À peine le président avait-il annoncé la disposition du Liban à négocier avec Israël qu’une avalanche de questions, de cadres et de conditions hypothétiques a surgi. Certains sont même allés jusqu’à soulever la question des prérogatives constitutionnelles — qui est réellement habilité à négocier — malgré la clarté de l’article concerné. Le message du président était sans équivoque : le Liban ne peut pas rester à l’écart du cours que prend toute la région. Après tout, les négociations se déroulent entre adversaires et non entre amis — du moins pas le type de négociations dont il parlait.
Ce débat rappelle un précédent vieux de près de cinquante ans, lorsque le président égyptien de l’époque, Anouar el-Sadate, déclara sa volonté d’œuvrer pour la paix et même de se rendre en Israël pour y parvenir. À l’époque, la plupart des Arabes traitèrent Sadate de traître, mais la véritable controverse portait sur la nature de la paix jugée acceptable : certains parlaient d’une paix partielle, d’autres d’une paix globale, certains réclamaient la « paix des braves » et d’autres encore la « paix juste ». Finalement, l’Égypte ouvrit la voie à la paix avec Israël.
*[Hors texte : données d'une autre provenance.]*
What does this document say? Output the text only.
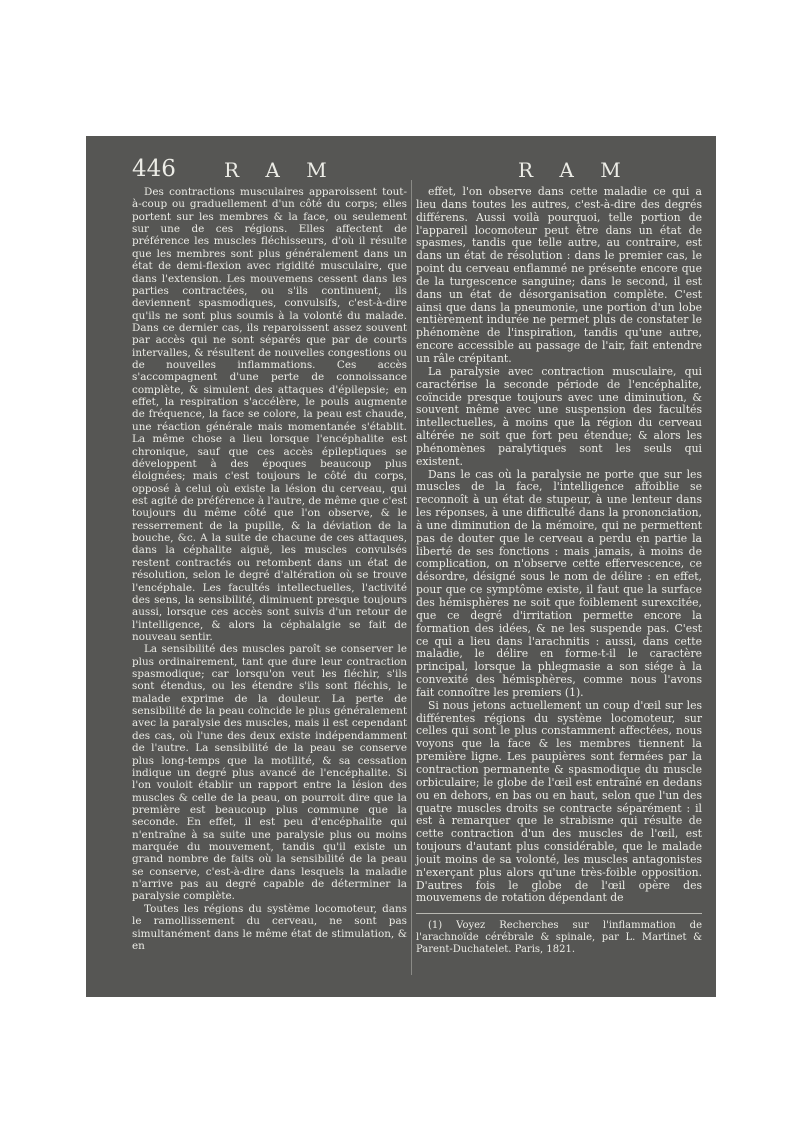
446 R A M	R A M

Des contractions musculaires apparoissent tout-à-coup ou graduellement d'un côté du corps; elles portent sur les membres & la face, ou seulement sur une de ces régions. Elles affectent de préférence les muscles fléchisseurs, d'où il résulte que les membres sont plus généralement dans un état de demi-flexion avec rigidité musculaire, que dans l'extension. Les mouvemens cessent dans les parties contractées, ou s'ils continuent, ils deviennent spasmodiques, convulsifs, c'est-à-dire qu'ils ne sont plus soumis à la volonté du malade. Dans ce dernier cas, ils reparoissent assez souvent par accès qui ne sont séparés que par de courts intervalles, & résultent de nouvelles congestions ou de nouvelles inflammations. Ces accès s'accompagnent d'une perte de connoissance complète, & simulent des attaques d'épilepsie; en effet, la respiration s'accélère, le pouls augmente de fréquence, la face se colore, la peau est chaude, une réaction générale mais momentanée s'établit. La même chose a lieu lorsque l'encéphalite est chronique, sauf que ces accès épileptiques se développent à des époques beaucoup plus éloignées; mais c'est toujours le côté du corps, opposé à celui où existe la lésion du cerveau, qui est agité de préférence à l'autre, de même que c'est toujours du même côté que l'on observe, & le resserrement de la pupille, & la déviation de la bouche, &c. A la suite de chacune de ces attaques, dans la céphalite aiguë, les muscles convulsés restent contractés ou retombent dans un état de résolution, selon le degré d'altération où se trouve l'encéphale. Les facultés intellectuelles, l'activité des sens, la sensibilité, diminuent presque toujours aussi, lorsque ces accès sont suivis d'un retour de l'intelligence, & alors la céphalalgie se fait de nouveau sentir.

La sensibilité des muscles paroît se conserver le plus ordinairement, tant que dure leur contraction spasmodique; car lorsqu'on veut les fléchir, s'ils sont étendus, ou les étendre s'ils sont fléchis, le malade exprime de la douleur. La perte de sensibilité de la peau coïncide le plus généralement avec la paralysie des muscles, mais il est cependant des cas, où l'une des deux existe indépendamment de l'autre. La sensibilité de la peau se conserve plus long-temps que la motilité, & sa cessation indique un degré plus avancé de l'encéphalite. Si l'on vouloit établir un rapport entre la lésion des muscles & celle de la peau, on pourroit dire que la première est beaucoup plus commune que la seconde. En effet, il est peu d'encéphalite qui n'entraîne à sa suite une paralysie plus ou moins marquée du mouvement, tandis qu'il existe un grand nombre de faits où la sensibilité de la peau se conserve, c'est-à-dire dans lesquels la maladie n'arrive pas au degré capable de déterminer la paralysie complète.

Toutes les régions du système locomoteur, dans le ramollissement du cerveau, ne sont pas simultanément dans le même état de stimulation, & en

effet, l'on observe dans cette maladie ce qui a lieu dans toutes les autres, c'est-à-dire des degrés différens. Aussi voilà pourquoi, telle portion de l'appareil locomoteur peut être dans un état de spasmes, tandis que telle autre, au contraire, est dans un état de résolution : dans le premier cas, le point du cerveau enflammé ne présente encore que de la turgescence sanguine; dans le second, il est dans un état de désorganisation complète. C'est ainsi que dans la pneumonie, une portion d'un lobe entièrement indurée ne permet plus de constater le phénomène de l'inspiration, tandis qu'une autre, encore accessible au passage de l'air, fait entendre un râle crépitant.

La paralysie avec contraction musculaire, qui caractérise la seconde période de l'encéphalite, coïncide presque toujours avec une diminution, & souvent même avec une suspension des facultés intellectuelles, à moins que la région du cerveau altérée ne soit que fort peu étendue; & alors les phénomènes paralytiques sont les seuls qui existent.

Dans le cas où la paralysie ne porte que sur les muscles de la face, l'intelligence affoiblie se reconnoît à un état de stupeur, à une lenteur dans les réponses, à une difficulté dans la prononciation, à une diminution de la mémoire, qui ne permettent pas de douter que le cerveau a perdu en partie la liberté de ses fonctions : mais jamais, à moins de complication, on n'observe cette effervescence, ce désordre, désigné sous le nom de délire : en effet, pour que ce symptôme existe, il faut que la surface des hémisphères ne soit que foiblement surexcitée, que ce degré d'irritation permette encore la formation des idées, & ne les suspende pas. C'est ce qui a lieu dans l'arachnitis : aussi, dans cette maladie, le délire en forme-t-il le caractère principal, lorsque la phlegmasie a son siége à la convexité des hémisphères, comme nous l'avons fait connoître les premiers (1).

Si nous jetons actuellement un coup d'œil sur les différentes régions du système locomoteur, sur celles qui sont le plus constamment affectées, nous voyons que la face & les membres tiennent la première ligne. Les paupières sont fermées par la contraction permanente & spasmodique du muscle orbiculaire; le globe de l'œil est entraîné en dedans ou en dehors, en bas ou en haut, selon que l'un des quatre muscles droits se contracte séparément : il est à remarquer que le strabisme qui résulte de cette contraction d'un des muscles de l'œil, est toujours d'autant plus considérable, que le malade jouit moins de sa volonté, les muscles antagonistes n'exerçant plus alors qu'une très-foible opposition. D'autres fois le globe de l'œil opère des mouvemens de rotation dépendant de

(1) Voyez Recherches sur l'inflammation de l'arachnoïde cérébrale & spinale, par L. Martinet & Parent-Duchatelet. Paris, 1821.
L’Organisation de libération de la Palestine suivit les accords d’Oslo, puis la Jordanie avec le traité de Wadi Araba, avant les Accords d’Abraham. Aujourd’hui, la Syrie — autrefois le « cœur battant du nationalisme arabe » — emprunte à son tour le chemin de la paix avec Israël, par le biais de négociations directes.
Un débat parallèle se déroule désormais au Liban. Sous quelle forme doivent se tenir ces négociations ? Des pourparlers directs sous l’égide de l’ONU ? Des pourparlers indirects, parrainés par les États-Unis ? Ou bien une formule hybride sous double parrainage ? Et quel doit être le rang du chef de la délégation, et qui en seront les membres ? Tous, y compris le « Hezbollah », se sont empressés d’affirmer qu’ils soutenaient des négociations indirectes.
En admettant que ce consensus soit sincère, une question demeure : sur quoi allons-nous réellement négocier ? Le président a déclaré vouloir parvenir à l’application de la résolution 1701 du Conseil de sécurité de l’ONU. Cela signifierait confiner les armes aux seules forces militaires et de sécurité légales du Liban, démanteler toutes les structures armées non étatiques, quelle que soit leur appellation, et mettre un terme aux raids israéliens afin de permettre au Liban de préparer la reconstruction.
Mais l’expérience montre qu’Israël vise bien plus que la simple application de la résolution 1701. Le Liban pourrait être prêt à franchir ses barrières idéologiques, mais cela ne suffirait pas. Toute décision d’engager des négociations doit reposer sur des études de faisabilité indiquant clairement ce que le Liban retirerait de la paix et ce qu’Israël en gagnerait. Les Israéliens savent parfaitement ce qu’ils veulent : avant tout leur sécurité, puis viennent les considérations économiques et commerciales. Mais savons-nous, nous, ce que nous voulons ? Savons-nous où nous nous situons dans le calcul des gains et des pertes ?
Il ne reste qu’à espérer que le président a fondé sa position sur des études sérieuses qui lui auraient été soumises, capables de distinguer les méandres entre le blanc et le noir.